Believing in oneself is a big part of the Mini Mermaid story, which is told by two family-friendly characters: Mini Mermaid, the clear inner voice, and Siren, the confusing voice from the outside world. The first segment of the curriculum helps girls embrace their own feelings about themselves and eschew negative messages from the media or their peers. As the curriculum continues, girls learn about community service, healthy eating, choosing friends and planning for the future – with lots of workouts in between.
Girls’ self-esteem typically peaks at age 9 and then takes a nosedive, according to recent research from the New York University Child Study Center. Between 20 percent and 40 percent of girls are on a diet by age 10, and by 15, girls are twice as likely to suffer depression as boys.
Fitness programming catering to young girls has increased in recent years, with the highly successful “Girls on the Run” program sprouting in 200 locations nationwide, including at 20 schools in the Sacramento area. Mini Mermaid has reached over 4,500 girls so far and has recently branched off into a “Mama Mermaid” program for women in Santa Cruz and Chula Vista.

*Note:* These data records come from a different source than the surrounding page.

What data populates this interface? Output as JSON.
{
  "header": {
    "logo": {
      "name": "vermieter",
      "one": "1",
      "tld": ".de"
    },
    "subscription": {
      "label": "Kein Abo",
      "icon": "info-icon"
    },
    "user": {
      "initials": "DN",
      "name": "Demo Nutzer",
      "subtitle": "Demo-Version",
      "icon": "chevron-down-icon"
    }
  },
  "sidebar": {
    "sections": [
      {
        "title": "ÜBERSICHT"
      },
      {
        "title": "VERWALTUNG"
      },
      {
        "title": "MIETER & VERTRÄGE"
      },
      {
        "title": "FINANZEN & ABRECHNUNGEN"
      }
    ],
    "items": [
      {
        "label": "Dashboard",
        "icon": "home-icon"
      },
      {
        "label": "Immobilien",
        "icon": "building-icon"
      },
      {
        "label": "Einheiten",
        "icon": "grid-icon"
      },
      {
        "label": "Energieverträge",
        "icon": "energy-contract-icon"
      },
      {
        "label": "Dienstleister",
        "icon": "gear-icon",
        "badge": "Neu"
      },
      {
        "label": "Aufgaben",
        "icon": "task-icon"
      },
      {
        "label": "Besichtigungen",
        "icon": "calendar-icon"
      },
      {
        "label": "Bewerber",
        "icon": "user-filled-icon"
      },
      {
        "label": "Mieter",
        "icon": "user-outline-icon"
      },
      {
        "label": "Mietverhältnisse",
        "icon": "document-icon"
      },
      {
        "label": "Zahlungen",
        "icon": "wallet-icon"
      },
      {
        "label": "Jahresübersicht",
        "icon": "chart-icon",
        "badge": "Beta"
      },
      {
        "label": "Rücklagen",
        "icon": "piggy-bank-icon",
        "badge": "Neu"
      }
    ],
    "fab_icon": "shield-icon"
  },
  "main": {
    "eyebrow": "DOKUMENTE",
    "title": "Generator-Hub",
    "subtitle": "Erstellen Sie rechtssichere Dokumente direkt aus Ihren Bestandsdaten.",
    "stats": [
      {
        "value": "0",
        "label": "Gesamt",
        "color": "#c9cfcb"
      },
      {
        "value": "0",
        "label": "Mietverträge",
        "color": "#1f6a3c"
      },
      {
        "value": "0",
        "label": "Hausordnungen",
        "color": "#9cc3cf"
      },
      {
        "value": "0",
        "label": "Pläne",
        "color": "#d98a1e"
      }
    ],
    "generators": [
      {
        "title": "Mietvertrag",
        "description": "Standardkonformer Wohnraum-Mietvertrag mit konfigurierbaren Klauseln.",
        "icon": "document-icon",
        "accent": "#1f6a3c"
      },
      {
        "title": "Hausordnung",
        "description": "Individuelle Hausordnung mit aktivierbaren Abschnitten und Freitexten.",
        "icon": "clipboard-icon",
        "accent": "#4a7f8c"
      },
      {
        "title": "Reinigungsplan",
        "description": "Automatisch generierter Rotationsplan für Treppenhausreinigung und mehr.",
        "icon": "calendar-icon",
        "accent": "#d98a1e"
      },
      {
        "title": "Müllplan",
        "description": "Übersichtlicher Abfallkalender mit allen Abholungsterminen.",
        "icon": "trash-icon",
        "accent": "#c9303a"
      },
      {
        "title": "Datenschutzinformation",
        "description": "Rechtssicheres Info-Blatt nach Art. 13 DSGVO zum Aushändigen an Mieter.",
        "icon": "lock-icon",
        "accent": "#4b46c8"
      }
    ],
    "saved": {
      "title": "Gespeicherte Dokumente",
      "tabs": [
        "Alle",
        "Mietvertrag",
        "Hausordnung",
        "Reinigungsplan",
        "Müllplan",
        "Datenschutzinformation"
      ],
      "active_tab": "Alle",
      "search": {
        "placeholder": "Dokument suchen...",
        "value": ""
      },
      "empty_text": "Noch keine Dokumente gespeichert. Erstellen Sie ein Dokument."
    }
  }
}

The Mini Mermaid program is unique in its ability to foster camaraderie through fitness rather than competition, said Susie Morgan, an Encinita-based licensed marriage and family therapist who helped develop the curriculum. That support can help stave off the mental health issues girls are vulnerable to at that age, mostly relating to body image and perfectionism.

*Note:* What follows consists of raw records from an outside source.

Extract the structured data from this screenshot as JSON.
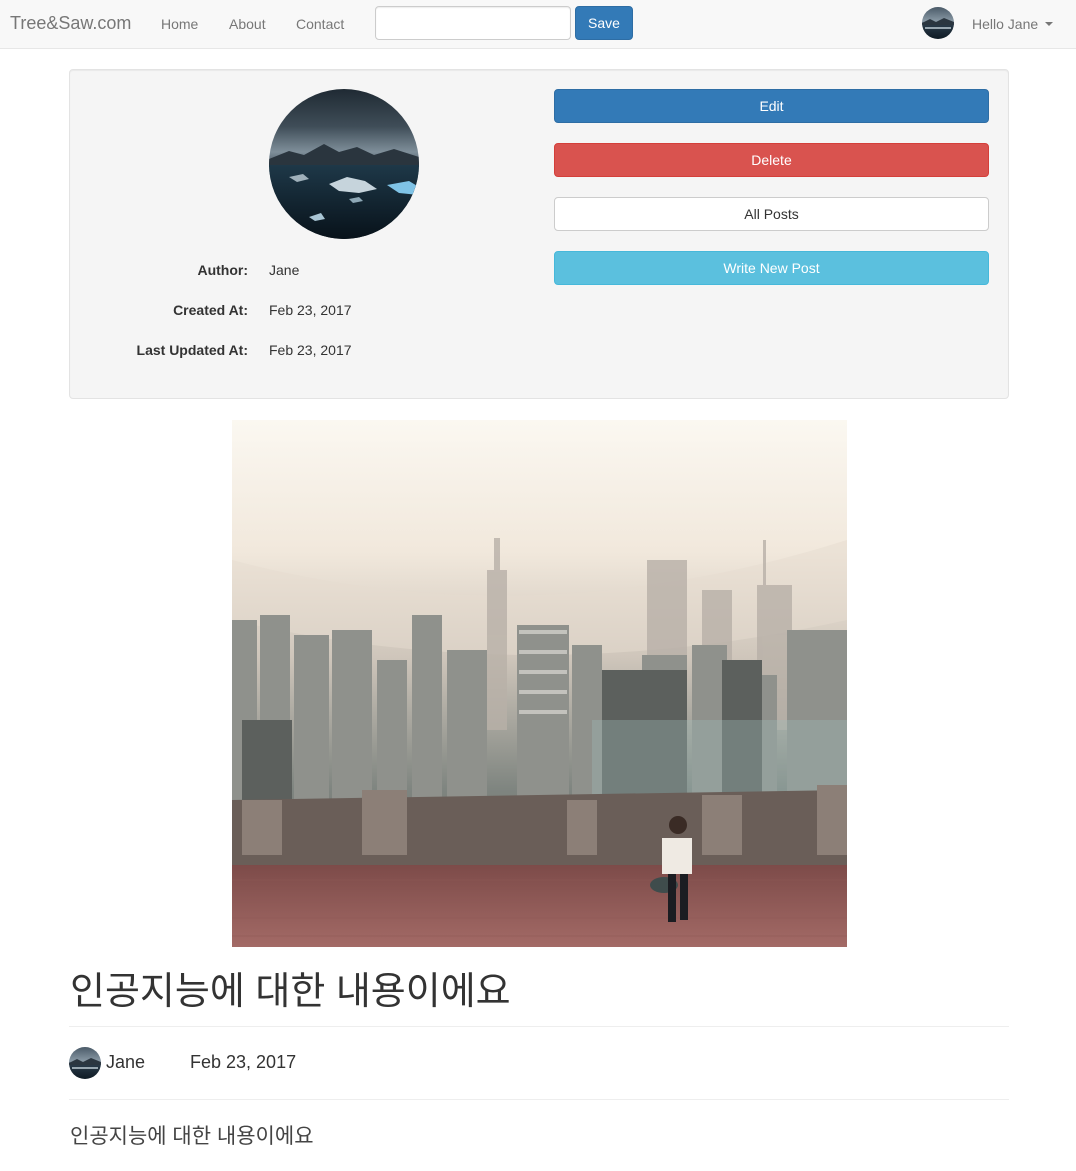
{
  "navbar": {
    "brand": "Tree&Saw.com",
    "links": [
      "Home",
      "About",
      "Contact"
    ],
    "search_value": "",
    "save_label": "Save",
    "user_greeting": "Hello Jane"
  },
  "profile": {
    "fields": [
      {
        "label": "Author:",
        "value": "Jane"
      },
      {
        "label": "Created At:",
        "value": "Feb 23, 2017"
      },
      {
        "label": "Last Updated At:",
        "value": "Feb 23, 2017"
      }
    ],
    "buttons": {
      "edit": "Edit",
      "delete": "Delete",
      "all_posts": "All Posts",
      "write_new": "Write New Post"
    }
  },
  "post": {
    "title": "인공지능에 대한 내용이에요",
    "author": "Jane",
    "date": "Feb 23, 2017",
    "body": "인공지능에 대한 내용이에요"
  },
  "colors": {
    "primary": "#337ab7",
    "danger": "#d9534f",
    "info": "#5bc0de",
    "navbar_bg": "#f8f8f8",
    "well_bg": "#f5f5f5"
  },
  "icons": {
    "avatar": "avatar-icon",
    "caret": "caret-down-icon"
  }
}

“The way fitness is addressed with the mermaids is extraordinarily healthy,” Morgan said. “It’s just about moving, participating, enjoying and being a part of something. Having healthy movement in your life as well as healthy practices, and being in a group of women that support one another, all those things are extremely valuable in developing a core sense of self.”
After the laps were completed on the Bell blacktop Tuesday, the mini mermaids helped Boynton take questions from a crowd of students who had come to watch. Then they showed Boynton a handshake and group chant that they created. When asked, the girls said running made them feel stronger, and taught them to go at their own pace.
Angilique Madison said the club has helped her daughter Journey Anderson, a fourth-grader at Bell, become more social, and focus more on school, as well as on her health.
“She likes being a part of a group and I’m glad it’s a positive group,” Madison said. “She’s always talking about it ... she beams with pride after she has an accomplishment.”
Boynton said farewell to the Bell Avenue mermaids and continued to San Jose on her own running mission, which will end with a half-marathon in northern Mexico on Wednesday. Seeing the smiles on the girls’ faces is what keeps her going from site to site, she said.
“It’s something we’ve got to invest in,” she said of the program. “If we don’t, we’re going to see school dropout, and massive shaming and bullying ... I want (these girls) to know that they matter.”